“La nostra voce conta”, sabato in piazza a Roma a sostegno di Conte

Tutti a Roma! Sabato 28 maggio ore 15.00 piazza Santi Apostoli a sostegno di Giuseppe Conte. L’iniziativa è di un cittadino italiano di nome Giuseppe Rinaldi che, in seguito a continue richieste sui social, sta organizzando una manifestazione pacifista in piazza Santi Apostoli di Roma a sostegno del leader del Movimento 5 Stelle Giuseppe Conte.

Giuseppe Rinaldi ha depositato una richiesta di autorizzazione della manifestazione a sua firma alla Questura di Roma, è stata accordata per il 28 Maggio.

Per la prima volta i cittadini comuni organizzano una manifestazione nella Capitale, auto-tassandosi con un raccolta fondi per permettere la realizzazione dell’evento.

Giuseppe Rinaldi è un attivista del Movimento che si è distinto in una sua precedente iniziativa a supporto del Presidente Giuseppe Conte tappezzando l’Italia con dei manifesti attestanti la stima al Presidente, questo è stato possibile grazie alle donazioni volontarie pervenute da tutto il territorio nazionale, e con trasparenza rendicontate grazie alla pubblicazione delle fatture.

Su Facebook è stato aperto un gruppo per permettere ai cittadini di organizzarsi in massa per l’evento e attualmente sono iscritti circa in 3000, queste sono le parole di alcuni attivisti:

“NOI il 28 Maggio potremo mostrare la VERA NATURA degli ITALIANI dimostrando di NON essere né PECORE né PASTORI, ma un POPOLO UNITO alla RICERCA DEL BENE MORALE COMUNE! Uniti in unico abbraccio dal NORD al SUD Isole comprese!”.

“Diamo un esempio ed una scossa ad un popolo che troppo spesso subisce e brontola in silenzio, noi non siamo rivoluzionari con i forconi, siamo persone oneste serie come la maggior parte degli italiani ma ci stiamo svegliando e vorremmo riprenderci i NOSTRI DIRITTI COSTITUZIONALI: LAVORO, SALUTE, ISTRUZIONE, GIUSTIZIA. Ma non è su questo che si basa la nostra REPUBBLICA e Costituzione????????”

“Volevo solo dire che le idee che hanno enormi conseguenze sono idee semplici. E l’idea mia è tutta qui: se le persone viziose sono tutte quante collegate tra loro e appunto perciò costituiscono una forza, allora basterà che le persone oneste facciano anche loro altrettanto. È così semplice”.

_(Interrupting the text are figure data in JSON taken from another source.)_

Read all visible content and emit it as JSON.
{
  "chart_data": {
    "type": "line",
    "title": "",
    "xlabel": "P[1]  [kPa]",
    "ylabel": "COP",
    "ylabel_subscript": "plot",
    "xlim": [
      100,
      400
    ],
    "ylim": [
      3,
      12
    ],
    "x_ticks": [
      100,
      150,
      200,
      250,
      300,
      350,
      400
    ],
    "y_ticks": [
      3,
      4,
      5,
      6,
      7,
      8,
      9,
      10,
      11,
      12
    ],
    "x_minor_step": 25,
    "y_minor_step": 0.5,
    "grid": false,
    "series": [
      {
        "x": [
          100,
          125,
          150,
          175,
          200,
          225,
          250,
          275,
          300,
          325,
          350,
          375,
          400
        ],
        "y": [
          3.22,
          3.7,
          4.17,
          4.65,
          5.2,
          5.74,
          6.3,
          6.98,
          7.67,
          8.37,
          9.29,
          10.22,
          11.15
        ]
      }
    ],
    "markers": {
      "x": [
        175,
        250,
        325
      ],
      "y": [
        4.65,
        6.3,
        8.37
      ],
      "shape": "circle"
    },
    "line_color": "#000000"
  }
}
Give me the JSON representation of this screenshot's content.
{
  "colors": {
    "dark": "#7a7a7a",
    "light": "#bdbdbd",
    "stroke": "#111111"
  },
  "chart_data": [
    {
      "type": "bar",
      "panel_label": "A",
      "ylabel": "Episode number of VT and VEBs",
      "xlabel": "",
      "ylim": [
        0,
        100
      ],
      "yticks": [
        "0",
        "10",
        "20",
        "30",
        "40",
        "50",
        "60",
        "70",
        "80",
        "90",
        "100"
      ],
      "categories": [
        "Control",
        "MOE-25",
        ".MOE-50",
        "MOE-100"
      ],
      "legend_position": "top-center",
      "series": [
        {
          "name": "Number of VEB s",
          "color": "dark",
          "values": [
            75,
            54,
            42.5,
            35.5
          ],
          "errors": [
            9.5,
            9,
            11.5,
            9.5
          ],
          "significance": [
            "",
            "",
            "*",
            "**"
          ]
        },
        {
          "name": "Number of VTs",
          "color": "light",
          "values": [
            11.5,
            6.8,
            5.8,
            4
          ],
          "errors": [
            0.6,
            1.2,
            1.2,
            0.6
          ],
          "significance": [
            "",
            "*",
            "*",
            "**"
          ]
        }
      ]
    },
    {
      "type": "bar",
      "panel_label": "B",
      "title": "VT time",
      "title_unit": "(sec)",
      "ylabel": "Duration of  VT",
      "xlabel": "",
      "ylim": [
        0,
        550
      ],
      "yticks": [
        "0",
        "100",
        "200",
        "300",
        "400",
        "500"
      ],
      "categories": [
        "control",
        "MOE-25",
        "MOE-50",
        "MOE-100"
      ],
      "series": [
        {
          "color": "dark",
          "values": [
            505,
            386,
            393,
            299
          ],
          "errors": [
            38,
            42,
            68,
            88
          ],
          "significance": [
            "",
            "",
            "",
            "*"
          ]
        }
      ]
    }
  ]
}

“È la prima volta che sono onorato di far parte di un gruppo che intende promuovere una manifestazione che ha lo scopo di aggregare le persone perbene, dal basso, col cuore, con le idee e con la testa. Con il confronto democratico, civile e per far sentire la vicinanza a Giuseppe Conte – nella speranza che Peppe Rinaldi riesca a coinvolgere il presidente a partecipare all’evento in suo favore -, uno dei pochi politici credibili in circolazione, se non l’unico”.

“C’è bisogno di farsi sentire e di unire “bella gente” per uno scambio proficuo di idee. E quale migliore occasione questa della manifestazione del 28 maggio a Roma? 10, 100, 1000 Peppino Rinaldi. Bravo. L’umiltà e l’onestà ti hanno già ripagato”.

“Vi auguro di essere eretici. Eresia viene dal greco e vuol dire scelta. Eretico è la persona che sceglie e, in questo senso è colui che più della verità ama la ricerca della verità. E allora io ve lo auguro di cuore questo coraggio dell’eresia. Vi auguro l’eresia dei fatti prima che delle parole, l’eresia della coerenza, del coraggio, della gratuità, della responsabilità e dell’impegno. Oggi è eretico chi mette la propria libertà al servizio degli altri. Chi impegna la propria libertà per chi ancora libero non è. Eretico è chi non si accontenta dei saperi di seconda mano, chi studia, chi approfondisce, chi si mette in gioco in quello che fa. Eretico è chi si ribella al sonno delle coscienze, chi non si rassegna alle ingiustizie. Chi non pensa che la povertà sia una fatalità. Eretico è chi non cede alla tentazione del cinismo e dell’indifferenza. Eretico è chi ha il coraggio di avere più coraggio”.